Le 25 mars 2026, le tribunal administratif de Nantes a enregistré pas moins de onze recours concernant les résultats des élections municipales en Sarthe. Ce chiffre pourrait évoluer, car les électeurs et candidats avaient jusqu'à cinq jours après les élections pour soumettre leurs griefs. Dans le contexte des élections, des allégations de dysfonctionnements et d'irrégularités affluent, comme le rapportent nos confrères de Maine Libre.

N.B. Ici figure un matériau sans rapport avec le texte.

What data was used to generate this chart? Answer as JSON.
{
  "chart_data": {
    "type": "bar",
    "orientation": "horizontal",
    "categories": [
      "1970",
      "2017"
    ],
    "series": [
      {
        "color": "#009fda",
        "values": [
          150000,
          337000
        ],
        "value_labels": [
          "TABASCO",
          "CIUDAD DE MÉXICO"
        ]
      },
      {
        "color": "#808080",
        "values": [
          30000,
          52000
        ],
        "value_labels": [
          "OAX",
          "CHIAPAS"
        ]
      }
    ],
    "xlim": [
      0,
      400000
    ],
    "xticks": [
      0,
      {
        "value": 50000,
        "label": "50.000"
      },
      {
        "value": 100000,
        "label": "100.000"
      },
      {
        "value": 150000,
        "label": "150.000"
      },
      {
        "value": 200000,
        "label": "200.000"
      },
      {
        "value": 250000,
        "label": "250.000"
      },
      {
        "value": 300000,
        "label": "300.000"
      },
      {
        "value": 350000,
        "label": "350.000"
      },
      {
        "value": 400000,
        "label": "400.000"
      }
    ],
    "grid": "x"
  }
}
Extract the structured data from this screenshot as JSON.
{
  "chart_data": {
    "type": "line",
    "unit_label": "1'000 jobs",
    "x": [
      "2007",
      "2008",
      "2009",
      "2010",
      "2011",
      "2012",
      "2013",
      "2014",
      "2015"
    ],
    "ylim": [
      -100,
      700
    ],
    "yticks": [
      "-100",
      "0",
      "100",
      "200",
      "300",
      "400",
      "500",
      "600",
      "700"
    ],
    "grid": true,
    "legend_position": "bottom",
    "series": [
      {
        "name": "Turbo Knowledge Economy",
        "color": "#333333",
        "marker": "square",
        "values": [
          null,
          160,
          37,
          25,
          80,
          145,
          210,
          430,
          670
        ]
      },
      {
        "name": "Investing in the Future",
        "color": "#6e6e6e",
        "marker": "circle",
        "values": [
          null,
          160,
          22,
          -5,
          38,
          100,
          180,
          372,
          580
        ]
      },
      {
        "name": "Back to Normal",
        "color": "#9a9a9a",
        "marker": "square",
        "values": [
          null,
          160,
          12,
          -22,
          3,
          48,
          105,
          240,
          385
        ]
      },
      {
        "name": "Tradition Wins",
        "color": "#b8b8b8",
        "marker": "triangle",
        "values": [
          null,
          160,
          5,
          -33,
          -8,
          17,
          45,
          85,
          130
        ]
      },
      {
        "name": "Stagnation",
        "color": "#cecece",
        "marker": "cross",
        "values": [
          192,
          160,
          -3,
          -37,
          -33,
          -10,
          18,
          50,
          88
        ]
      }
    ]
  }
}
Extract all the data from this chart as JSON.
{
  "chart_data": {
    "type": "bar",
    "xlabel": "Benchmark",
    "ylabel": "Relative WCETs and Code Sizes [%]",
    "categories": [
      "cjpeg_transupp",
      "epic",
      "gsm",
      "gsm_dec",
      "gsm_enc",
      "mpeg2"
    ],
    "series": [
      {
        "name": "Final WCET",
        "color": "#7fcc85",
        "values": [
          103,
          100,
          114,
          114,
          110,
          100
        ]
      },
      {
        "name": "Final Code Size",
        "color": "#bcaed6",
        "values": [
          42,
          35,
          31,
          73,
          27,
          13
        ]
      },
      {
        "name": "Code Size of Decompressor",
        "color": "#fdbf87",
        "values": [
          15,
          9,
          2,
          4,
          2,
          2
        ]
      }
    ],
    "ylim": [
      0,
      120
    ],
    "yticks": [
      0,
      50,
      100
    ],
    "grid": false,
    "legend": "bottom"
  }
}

Les motifs précisés dans ces recours sont variés : violation des périodes de réserve, problèmes liés à la taille des bulletins de vote, diffusion de professions de foi non conformes et accusations de diffamation. Actuellement, les communes concernées incluent Clermont-Créans, Maigné, Écommoy, Saint-Célerin, Savigné-l'Évêque, Villeneuve-en-Perseigne, Meurcé, Parigné-le-Pôlin, Aillières-Beauvoir, Beaumont-sur-Sarthe et Ligron.
Plusieurs motifs invoqués
Dans des communes comme Écommoy et Ligron, des opposants aux listes gagnantes évoquent des "irrégularités pendant la campagne". À Meurcé, par exemple, il est reproché à l'équipe victorieuse d'avoir distribué son programme avant le lancement officiel de la campagne. Par ailleurs, une électrice de Beaumont-sur-Sarthe conteste la candidature d'un colistier, affirmant qu'il ne réside pas réellement dans la commune.
Les enjeux de ces recours sont clairs : beaucoup espèrent annuler les résultats et en organiser de nouveaux. À Parigné-le-Pôlin, par exemple, un recours vise à dénoncer un "délai de convocation du conseil municipal non conforme". Dans ce cas, si le tribunal administratif valide cette plainte, une nouvelle installation du conseil municipal sera nécessaire. De même, un ancien adjoint à Aillières-Beauvoir conteste la nomination d'un deuxième adjoint, un poste qu'il pensait obtenir.
Des tensions de plus en plus présentes
L'intensité des campagnes électorales semble s'accroître, entraînant une multiplication des recours. Selon Me Christophe Forcinal, avocat en droit public, "les critiques vont souvent au-delà du droit de contestation habituel, incluant parfois des propos diffamatoires dans des réunions ou sur les réseaux sociaux". Ce climat tendu reflète une dynamique politique plus brutale qui se manifeste également au niveau national.
Les règles en cas de recours
Les électeurs ou candidats ont un délai de cinq jours après l'élection pour initiier un recours. Après notification, la partie concernée doit également répondre dans un délai de cinq jours. Le tribunal dispose ensuite de trois mois pour rendre sa décision. Selon Me Forcinal, le juge examine les irrégularités et détermine si elles ont pu altérer le résultat des élections. "La gravité des irrégularités est cruciale, mais il prend également en compte l'écart de voix", ajoute-t-il.
Les décisions du tribunal sont susceptibles d'appel, mais l'appel n'a pas d'effet suspensif. Ainsi, même si une annulation est prononcée, les actes réalisés durant la période restent valables et les conséquences ne se feront sentir qu'une fois l'ensemble de la procédure achevée, comme le souligne Maxime Lei, maître de conférence en droit public.